Aku sendiri termasuk kasus
khusus karena kami berdua awalnya musuh. Dia bisa bertindak angkuh karena dia
tidak peduli jika aku membencinya. Atau lebih tepatnya, kita seharusnya saling
membenci sejak awal.
Bagaimanapun juga, aku ingin
semua orang berbicara lebih banyak dengannya sehingga dia bisa mengatasi
traumanya itu, tapi rasanya akan sangat tidak wajar jika aku meminta mereka
untuk melakukannya secara terbuka seperti itu.
“Ngomong-ngomong, Godou,
bukannya kamu mengenal Shiina-san?
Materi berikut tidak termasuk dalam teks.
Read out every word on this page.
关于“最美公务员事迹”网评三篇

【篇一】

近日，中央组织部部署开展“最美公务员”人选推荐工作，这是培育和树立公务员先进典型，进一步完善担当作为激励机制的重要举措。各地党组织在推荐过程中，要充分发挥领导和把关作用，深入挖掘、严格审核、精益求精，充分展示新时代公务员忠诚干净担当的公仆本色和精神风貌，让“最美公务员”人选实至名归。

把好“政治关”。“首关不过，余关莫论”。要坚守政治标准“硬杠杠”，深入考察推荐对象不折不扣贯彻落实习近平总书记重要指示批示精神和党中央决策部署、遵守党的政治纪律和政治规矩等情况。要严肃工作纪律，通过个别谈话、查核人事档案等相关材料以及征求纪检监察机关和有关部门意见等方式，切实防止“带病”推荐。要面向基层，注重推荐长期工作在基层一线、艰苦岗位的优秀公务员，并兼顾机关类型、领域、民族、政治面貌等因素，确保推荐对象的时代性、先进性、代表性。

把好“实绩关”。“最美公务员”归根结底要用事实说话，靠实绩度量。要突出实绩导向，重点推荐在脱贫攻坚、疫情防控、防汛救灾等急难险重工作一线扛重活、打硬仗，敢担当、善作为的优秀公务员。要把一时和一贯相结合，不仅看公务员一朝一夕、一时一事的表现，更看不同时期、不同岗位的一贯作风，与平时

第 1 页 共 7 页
Jadi, ada apa dengan itu?”
Lalu Shinji mengatakan itu
padaku.
Aku menjelaskan sebentar kepada
Yuuka dan Hina bahwa aku mengenal Si penyihir.
Aku harus berbicara dengan Si
penyihir nanti sehingga kami dapat menguraikan latar belakang yang tepat untuk
diceritakan kepada semua orang.
“Hah, begitu rupanya. Jadi itu
sebabnya kalian berdua cepat akrab.”
“Mhm yah begitulah. Aku sendiri
awalnya tidak menyadari bahwa itu adalah dia, tetapi ketika kami berbicara
sebentar, aku berhasil memastikan bahwa itu benar-benar dirinya.”
Aku terus melanjutkan dan
menjelaskan kepada semua orang. Mereka semua adalah pusat perhatian di kelas,
jadi jika mereka memahami kepribadian Si penyihir, semua orang juga akan
mengerti dan mereka takkan mengisolasi maupun menghindarinya karena itu.
“Gadis itu tidak banyak bicara,
tapi dia suka berada di dekat orang lain, jadi jangan ragu untuk berbicara
dengannya.”
Sementara aku sibuk mencoba
menjelaskan keadaannya, Si penyihir itu justru asyik sendiri membaca bukunya.
Karena sikapnya membuatku kesal, aku menepak bahunya dengan kasar.
“Oi.”
“A-Apa?!”
“Aku berusaha keras untuk membuat
beberapa teman untukmu dan kamu malah tersesat
di duniamu sendiri.”
“Tapi aku tidak menyuruhmu
melakukan hal seperti itu ?!”
Semua orang melihat bagaimana
dia berteriak padaku.
“Hah, aku mengerti. Jadi Shiina-san
orang yang begitu, ya~?”
Hina menatapnya dengan heran.
“Entah bagaimana, kalian berdua
terlihat seperti akan memasuki duniamu sendiri… Apa kami perlu memberi kalian
berdua ruang tersendiri?” Kata Yuuka sambil cekikikan.
“Yah, bagaimanapun juga, dia
tipe gadis seperti itu. Anggap saja dia sebagai gadis yang sangat pemalu.”
“Tunggu sebentar, apa yang kamu
katakan tentang aku ...”
Penyihir itu mencoba berdebat,
tetapi suaranya berangsur-angsur menjadi lebih kecil saat dia memperhatikan
tatapan semua orang. Pada akhirnya, dia terdiam di tengah kalimat. Tentu saja,
aku menertawakannya sebagai tanggapan.
Tepat setelah itu, bel berbunyi, menandakan kalau istirahat makan siang telah berakhir.